Early on I was a novelty–almost a muñeca (toy doll) in the restaurant. My pronunciation errors and other mistakes made the cooks laugh genially, not frown with indignation. Learning Spanish in this way prevented me from feeling pressured, and I never felt stupid. It was all for fun, and I took on my identity of a white girl learning Spanish with glee. It probably helped that the cooks found me pretty and flirtatious, and I would repeat pretty much anything they said slowly enough for me to hear. (Hence, “let’s have sex,” in Mayan. Which sounds something like “cosh tseets.’)
As my knowledge of the language grew, however, the guys stopped staring at me and started treating me like a sister. The transition was slow, and I barely noticed it. What I do remember now is being very uncomfortable at first–I was touched and ogled a lot. It seems, though, that the change happened as I got to know each of the cooks individually, and they got to know me. It seems that as they learned I was a person with my own emotions too, they could stop treating me as a muñeca, or an object. This was reciprocal: the salad chef stopped being “the salad guy,” and became Guillermo. Communication was a huge factor in the transition from muñeca to person, and it didn’t really matter in which language the communication took place. But it had to take place.

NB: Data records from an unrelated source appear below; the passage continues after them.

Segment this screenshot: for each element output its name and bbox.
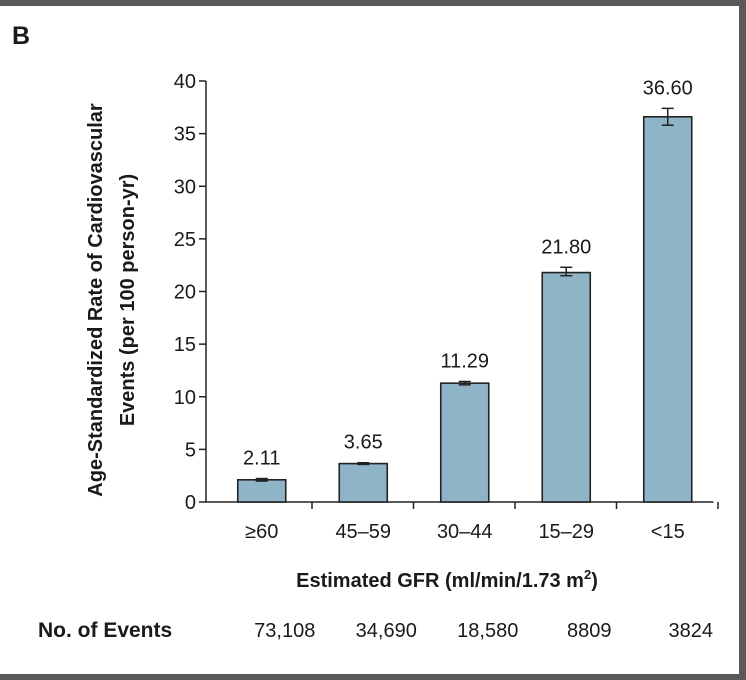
top-border <box>0 0 746 6</box>
value-label-0: 2.11 <box>243 448 280 470</box>
y-tick-label: 25 <box>174 229 196 251</box>
x-axis-title: Estimated GFR (ml/min/1.73 m2) <box>296 567 598 592</box>
value-label-4: 36.60 <box>643 77 693 99</box>
bar-1 <box>338 462 389 503</box>
x-axis-title-superscript: 2 <box>584 567 591 582</box>
y-tick-label: 5 <box>185 439 196 461</box>
bar-3 <box>541 271 592 503</box>
y-tick-label: 15 <box>174 334 196 356</box>
y-axis-title-line1: Age-Standardized Rate of Cardiovascular <box>85 103 107 497</box>
value-label-1: 3.65 <box>344 432 383 454</box>
value-label-3: 21.80 <box>541 236 591 258</box>
events-label: No. of Events <box>38 619 172 642</box>
y-tick-label: 20 <box>174 282 196 304</box>
panel-label: B <box>12 22 31 50</box>
events-value-4: 3824 <box>669 620 714 642</box>
value-labels: 2.11 3.65 11.29 21.80 36.60 <box>243 77 693 469</box>
events-value-3: 8809 <box>567 620 612 642</box>
x-tick-label-0: ≥60 <box>245 521 278 543</box>
y-tick-label: 0 <box>185 492 196 514</box>
x-tick-label-2: 30–44 <box>437 521 493 543</box>
bar-0 <box>236 478 287 503</box>
x-axis-title-main: Estimated GFR (ml/min/1.73 m <box>296 570 584 592</box>
bar-4 <box>642 115 693 503</box>
y-tick-label: 35 <box>174 124 196 146</box>
events-value-2: 18,580 <box>457 620 518 642</box>
y-tick-label: 30 <box>174 176 196 198</box>
x-tick-label-1: 45–59 <box>335 521 391 543</box>
bar-2 <box>439 382 490 503</box>
events-value-1: 34,690 <box>356 620 417 642</box>
events-row: 73,108 34,690 18,580 8809 3824 <box>254 620 713 642</box>
x-tick-label-4: <15 <box>651 521 685 543</box>
x-axis-title-end: ) <box>591 570 598 592</box>
y-axis: 0 5 10 15 20 25 30 35 40 <box>174 71 207 514</box>
bars <box>236 107 693 503</box>
y-axis-title-line2: Events (per 100 person-yr) <box>117 174 139 426</box>
x-axis: ≥60 45–59 30–44 15–29 <15 <box>206 501 719 543</box>
value-label-2: 11.29 <box>440 350 489 372</box>
right-border <box>739 0 746 680</box>
bottom-border <box>0 674 746 680</box>
y-tick-label: 10 <box>174 387 196 409</box>
events-value-0: 73,108 <box>254 620 315 642</box>
x-tick-label-3: 15–29 <box>538 521 594 543</box>
y-tick-label: 40 <box>174 71 196 93</box>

For awhile when I went back to visit the restaurant, I would shout to the kitchen first and throw big hugs all around. Slang phrases came back to me in a rush, and I practiced “your mama” jokes with Sergio. There was always a lot to catch up on with Julian, like the house he was having built in Mexico with money he sent home, or whether or not his suspicions of his girlfriend being unfaithful were true. Everyone called me Doña Bethie since I got married, and they would ask me all sorts of inappropriate questions in Spanish. In my view, there was inherent respect in that, as they were treating me not so different from each other.

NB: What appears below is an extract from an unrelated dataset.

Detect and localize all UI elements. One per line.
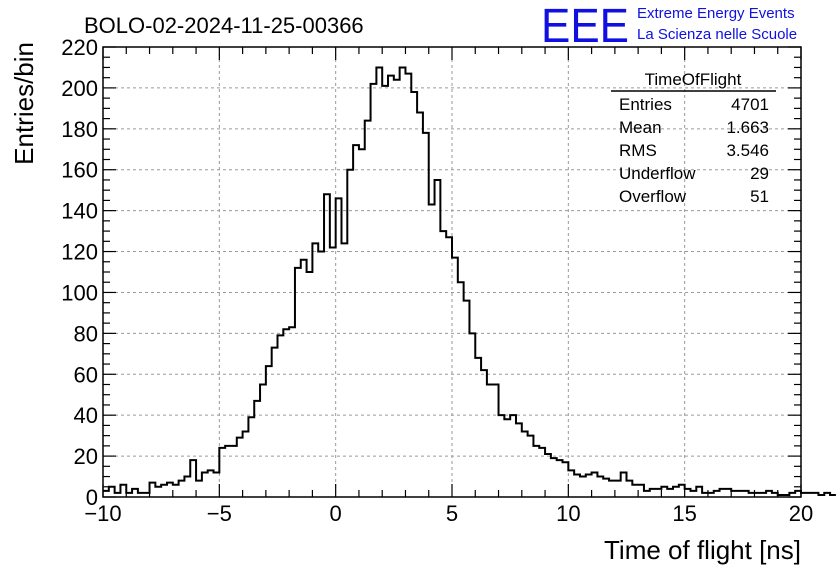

The last time I went back I had Z strapped to me in her baby carrier. Julian and Sergio were gone; only Guillermo from the old crew was left. I knew Julian wouldn’t be there anymore; his phone number stopped working about a year after I moved to Davis. Still I was saddened; the kitchen wasn’t the same. These guys had no idea that I knew how to tell them to take care of their butts in Spanish, and without the close friendship forged through stressful Friday night rushes, they didn’t care. I don’t think I’ll go back there very often anymore. It’s too painful to miss the faces and voices of my friends.